Le Conseil de sécurité a examiné ce matin la situation en Bosnie-Herzégovine. Les quinze ont entendu Valentin Inzko, le Haut Représentant en Bosnie-Herzégovine. Ce dernier a évoqué les nombreuses incertitudes qui dominent la vie politique et institutionnelle, notamment les problèmes de mise en œuvre des Accords de paix de Dayton et l'absence de gouvernement un an après les élections. De même le budget 2011 n'a toujours pas été voté. Il a aussi regretté le recours fréquent à une rhétorique nationaliste par les autorités de la République Srpska et des parties croates.

Autant de points qui ont justifié l'appel à la raison lancé par Martin Briens. Le Représentant permanent adjoint de la France a fait valoir que l'absence de gouvernement commence à avoir un impact négatif important sur l'économie et diffère les réformes qui permettraient de progresser dans la voie européenne. Il a invité tous les dirigeants bosniens à trouver rapidement les compromis nécessaires à la constitution d'un gouvernement central et à la reprise du processus de réformes, à commencer par la mise en conformité de la constitution avec la Convention européenne de sauvegarde des droits de l'Homme. Selon lui, ne pas le faire serait se condamner à tourner le dos à toute perspective européenne alors que, les uns après les autres, tous les Etats de la région saisissent cette opportunité et se préparent, chacun à son rythme, à rejoindre un jour de plein droit la famille européenne.

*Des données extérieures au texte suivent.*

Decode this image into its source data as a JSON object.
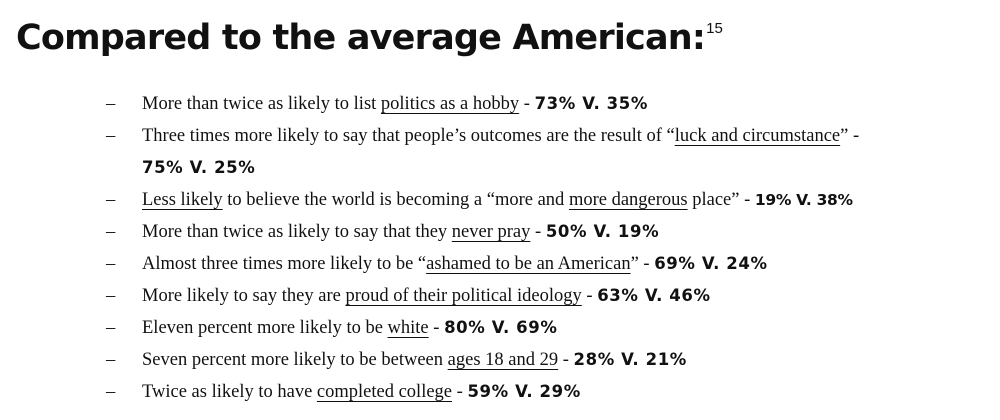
{
  "heading": {
    "title": "Compared to the average American:",
    "footnote": "15"
  },
  "bullet_marker": "–",
  "items": [
    {
      "pre": "More than twice as likely to list ",
      "link": "politics as a hobby",
      "post": " - ",
      "stat": "73% V. 35%"
    },
    {
      "pre": "Three times more likely to say that people’s outcomes are the result of “",
      "link": "luck and circumstance",
      "post": "” - ",
      "stat": "75% V. 25%"
    },
    {
      "pre": "",
      "link": "Less likely",
      "mid": " to believe the world is becoming a “more and ",
      "link2": "more dangerous",
      "post": " place” - ",
      "stat": "19% V. 38%"
    },
    {
      "pre": "More than twice as likely to say that they ",
      "link": "never pray",
      "post": " - ",
      "stat": "50% V. 19%"
    },
    {
      "pre": "Almost three times more likely to be “",
      "link": "ashamed to be an American",
      "post": "” - ",
      "stat": "69% V. 24%"
    },
    {
      "pre": "More likely to say they are ",
      "link": "proud of their political ideology",
      "post": " - ",
      "stat": "63% V. 46%"
    },
    {
      "pre": "Eleven percent more likely to be ",
      "link": "white",
      "post": " - ",
      "stat": "80% V. 69%"
    },
    {
      "pre": "Seven percent more likely to be between ",
      "link": "ages 18 and 29",
      "post": " - ",
      "stat": "28% V. 21%"
    },
    {
      "pre": "Twice as likely to have ",
      "link": "completed college",
      "post": " - ",
      "stat": "59% V. 29%"
    }
  ]
}
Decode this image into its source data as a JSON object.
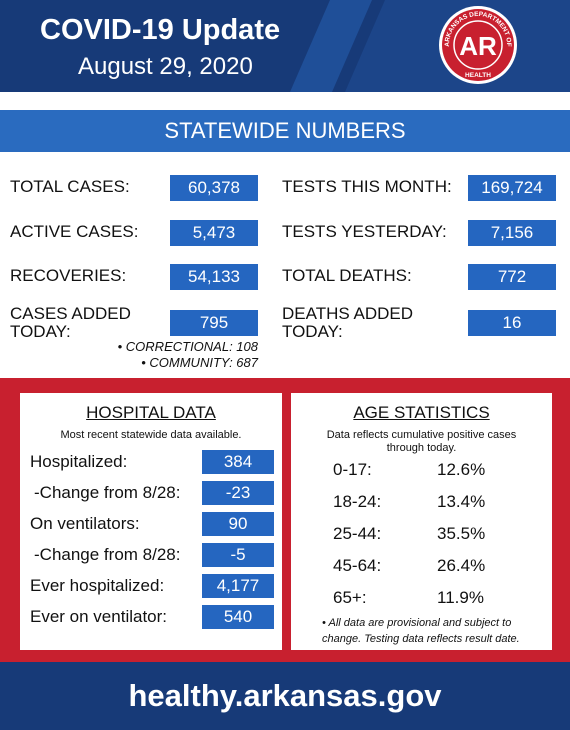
{
  "header": {
    "title": "COVID-19 Update",
    "date": "August 29, 2020",
    "logo": {
      "top": "ARKANSAS DEPARTMENT OF",
      "bottom": "HEALTH",
      "mark": "AR"
    }
  },
  "statewide": {
    "title": "STATEWIDE NUMBERS",
    "left": [
      {
        "label": "TOTAL CASES:",
        "value": "60,378"
      },
      {
        "label": "ACTIVE CASES:",
        "value": "5,473"
      },
      {
        "label": "RECOVERIES:",
        "value": "54,133"
      },
      {
        "label": "CASES ADDED TODAY:",
        "value": "795"
      }
    ],
    "right": [
      {
        "label": "TESTS THIS MONTH:",
        "value": "169,724"
      },
      {
        "label": "TESTS YESTERDAY:",
        "value": "7,156"
      },
      {
        "label": "TOTAL DEATHS:",
        "value": "772"
      },
      {
        "label": "DEATHS ADDED TODAY:",
        "value": "16"
      }
    ],
    "breakdown": [
      "• CORRECTIONAL: 108",
      "• COMMUNITY: 687"
    ]
  },
  "hospital": {
    "title": "HOSPITAL DATA",
    "subtitle": "Most recent statewide data available.",
    "rows": [
      {
        "label": "Hospitalized:",
        "value": "384"
      },
      {
        "label": "-Change from 8/28:",
        "value": "-23"
      },
      {
        "label": "On ventilators:",
        "value": "90"
      },
      {
        "label": "-Change from 8/28:",
        "value": "-5"
      },
      {
        "label": "Ever hospitalized:",
        "value": "4,177"
      },
      {
        "label": "Ever on ventilator:",
        "value": "540"
      }
    ]
  },
  "age": {
    "title": "AGE STATISTICS",
    "subtitle": "Data reflects cumulative positive cases through today.",
    "rows": [
      {
        "label": "0-17:",
        "value": "12.6%"
      },
      {
        "label": "18-24:",
        "value": "13.4%"
      },
      {
        "label": "25-44:",
        "value": "35.5%"
      },
      {
        "label": "45-64:",
        "value": "26.4%"
      },
      {
        "label": "65+:",
        "value": "11.9%"
      }
    ],
    "note": "• All data are provisional and subject to change. Testing data reflects result date."
  },
  "footer": {
    "url": "healthy.arkansas.gov"
  }
}
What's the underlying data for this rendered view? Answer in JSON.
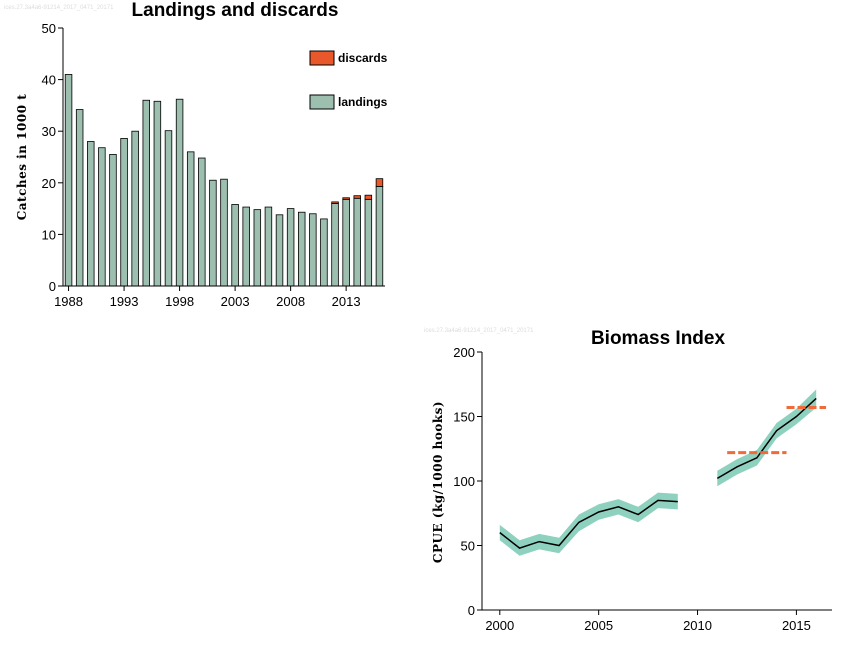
{
  "charts": {
    "landings": {
      "watermark": "ices.27.3a4a6-91214_2017_0471_20171",
      "title": "Landings and discards",
      "ylabel": "Catches in 1000 t",
      "legend": {
        "discards": "discards",
        "landings": "landings"
      }
    },
    "biomass": {
      "watermark": "ices.27.3a4a6-91214_2017_0471_20171",
      "title": "Biomass Index",
      "ylabel": "CPUE (kg/1000 hooks)"
    }
  },
  "chart_data": [
    {
      "type": "bar",
      "title": "Landings and discards",
      "xlabel": "",
      "ylabel": "Catches in 1000 t",
      "ylim": [
        0,
        50
      ],
      "yticks": [
        0,
        10,
        20,
        30,
        40,
        50
      ],
      "xticks": [
        1988,
        1993,
        1998,
        2003,
        2008,
        2013
      ],
      "legend_position": "top-right",
      "stacked": true,
      "categories": [
        1988,
        1989,
        1990,
        1991,
        1992,
        1993,
        1994,
        1995,
        1996,
        1997,
        1998,
        1999,
        2000,
        2001,
        2002,
        2003,
        2004,
        2005,
        2006,
        2007,
        2008,
        2009,
        2010,
        2011,
        2012,
        2013,
        2014,
        2015,
        2016
      ],
      "series": [
        {
          "name": "landings",
          "color": "#9dbfb0",
          "values": [
            41,
            34.2,
            28,
            26.8,
            25.5,
            28.6,
            30,
            36,
            35.8,
            30.1,
            36.2,
            26,
            24.8,
            20.5,
            20.7,
            15.8,
            15.3,
            14.8,
            15.3,
            13.8,
            15,
            14.3,
            14,
            13,
            16,
            16.8,
            17,
            16.8,
            19.3
          ]
        },
        {
          "name": "discards",
          "color": "#e8582a",
          "values": [
            0,
            0,
            0,
            0,
            0,
            0,
            0,
            0,
            0,
            0,
            0,
            0,
            0,
            0,
            0,
            0,
            0,
            0,
            0,
            0,
            0,
            0,
            0,
            0,
            0.3,
            0.3,
            0.5,
            0.8,
            1.5
          ]
        }
      ]
    },
    {
      "type": "line",
      "title": "Biomass Index",
      "xlabel": "",
      "ylabel": "CPUE (kg/1000 hooks)",
      "xlim": [
        1999.1,
        2016.8
      ],
      "ylim": [
        0,
        200
      ],
      "yticks": [
        0,
        50,
        100,
        150,
        200
      ],
      "xticks": [
        2000,
        2005,
        2010,
        2015
      ],
      "band_color": "#8fd1bf",
      "line_color": "#000000",
      "mean_color": "#f06a3a",
      "series": [
        {
          "name": "",
          "x": [
            2000,
            2001,
            2002,
            2003,
            2004,
            2005,
            2006,
            2007,
            2008,
            2009
          ],
          "y": [
            60,
            48,
            53,
            50,
            68,
            76,
            80,
            74,
            85,
            84
          ],
          "lower": [
            54,
            42,
            47,
            44,
            61,
            70,
            74,
            68,
            79,
            78
          ],
          "upper": [
            66,
            54,
            59,
            56,
            74,
            82,
            86,
            80,
            91,
            90
          ]
        },
        {
          "name": "",
          "x": [
            2011,
            2012,
            2013,
            2014,
            2015,
            2016
          ],
          "y": [
            102,
            111,
            118,
            139,
            150,
            164
          ],
          "lower": [
            96,
            105,
            112,
            133,
            144,
            157
          ],
          "upper": [
            108,
            117,
            124,
            145,
            156,
            171
          ]
        }
      ],
      "reference_means": [
        {
          "x_start": 2011.5,
          "x_end": 2014.5,
          "y": 122
        },
        {
          "x_start": 2014.5,
          "x_end": 2016.5,
          "y": 157
        }
      ]
    }
  ]
}
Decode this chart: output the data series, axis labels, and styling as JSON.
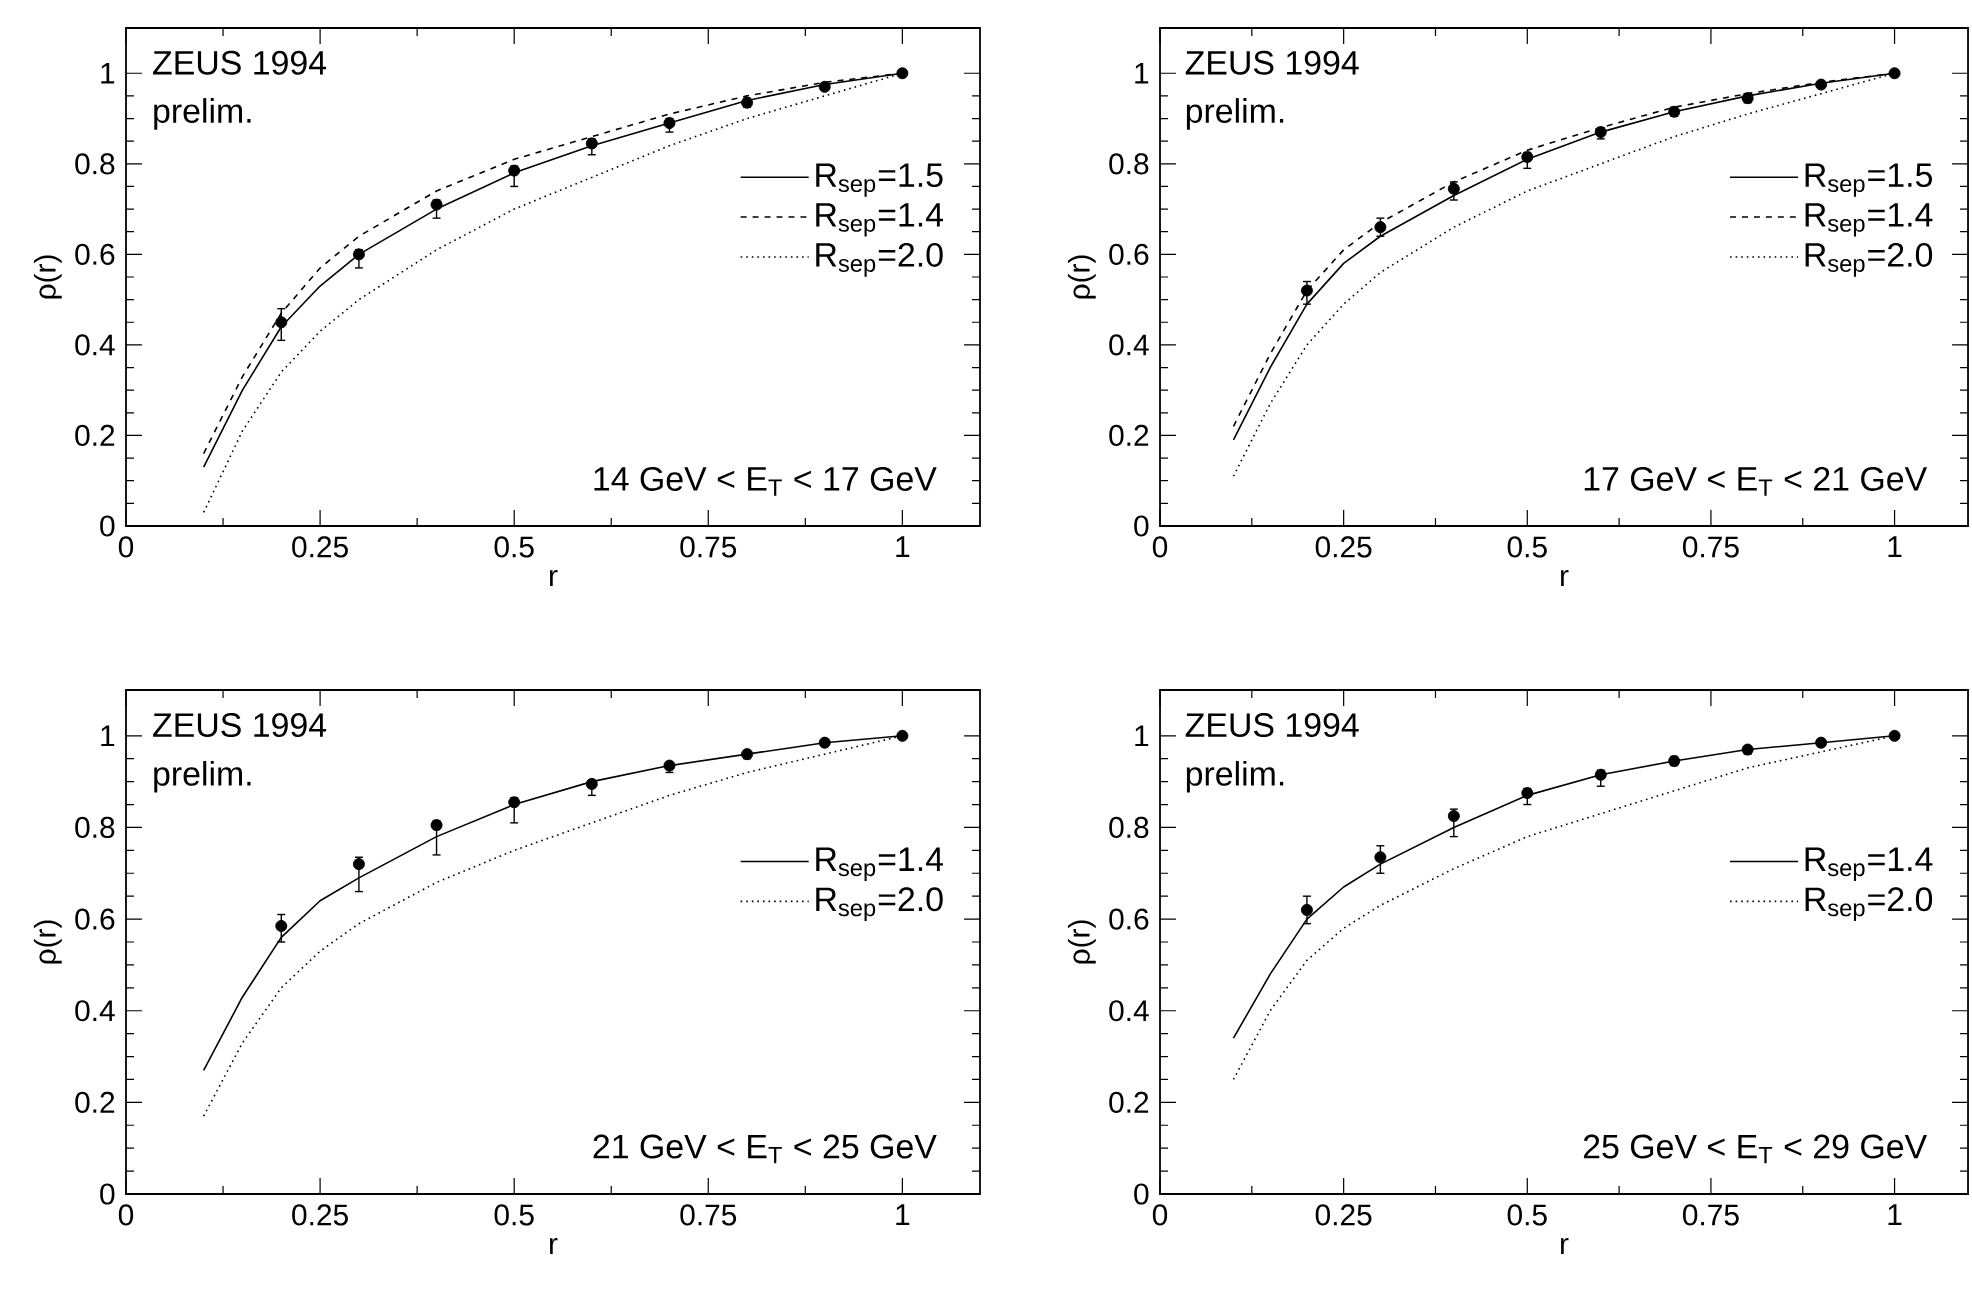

La France reste à ce titre très préoccupée et met en garde les dirigeants bosniens contre toute initiative qui contreviendrait aux accords de paix de Dayton-Paris, et qui constituerait une menace pour la stabilité et l'intégrité du pays, a poursuivi le diplomate. Il a souligné que son pays, d'une manière plus générale, appelle de nouveau les dirigeants de Bosnie-Herzégovine à revenir au dialogue, à surmonter leurs divisions et à inscrire leur action dans une logique de consolidation d'un Etat fonctionnel et respectueux des principes démocratiques. Il leur en revient la responsabilité en tout premier lieu, ils ont reçu le vote des électeurs bosniens pour cela.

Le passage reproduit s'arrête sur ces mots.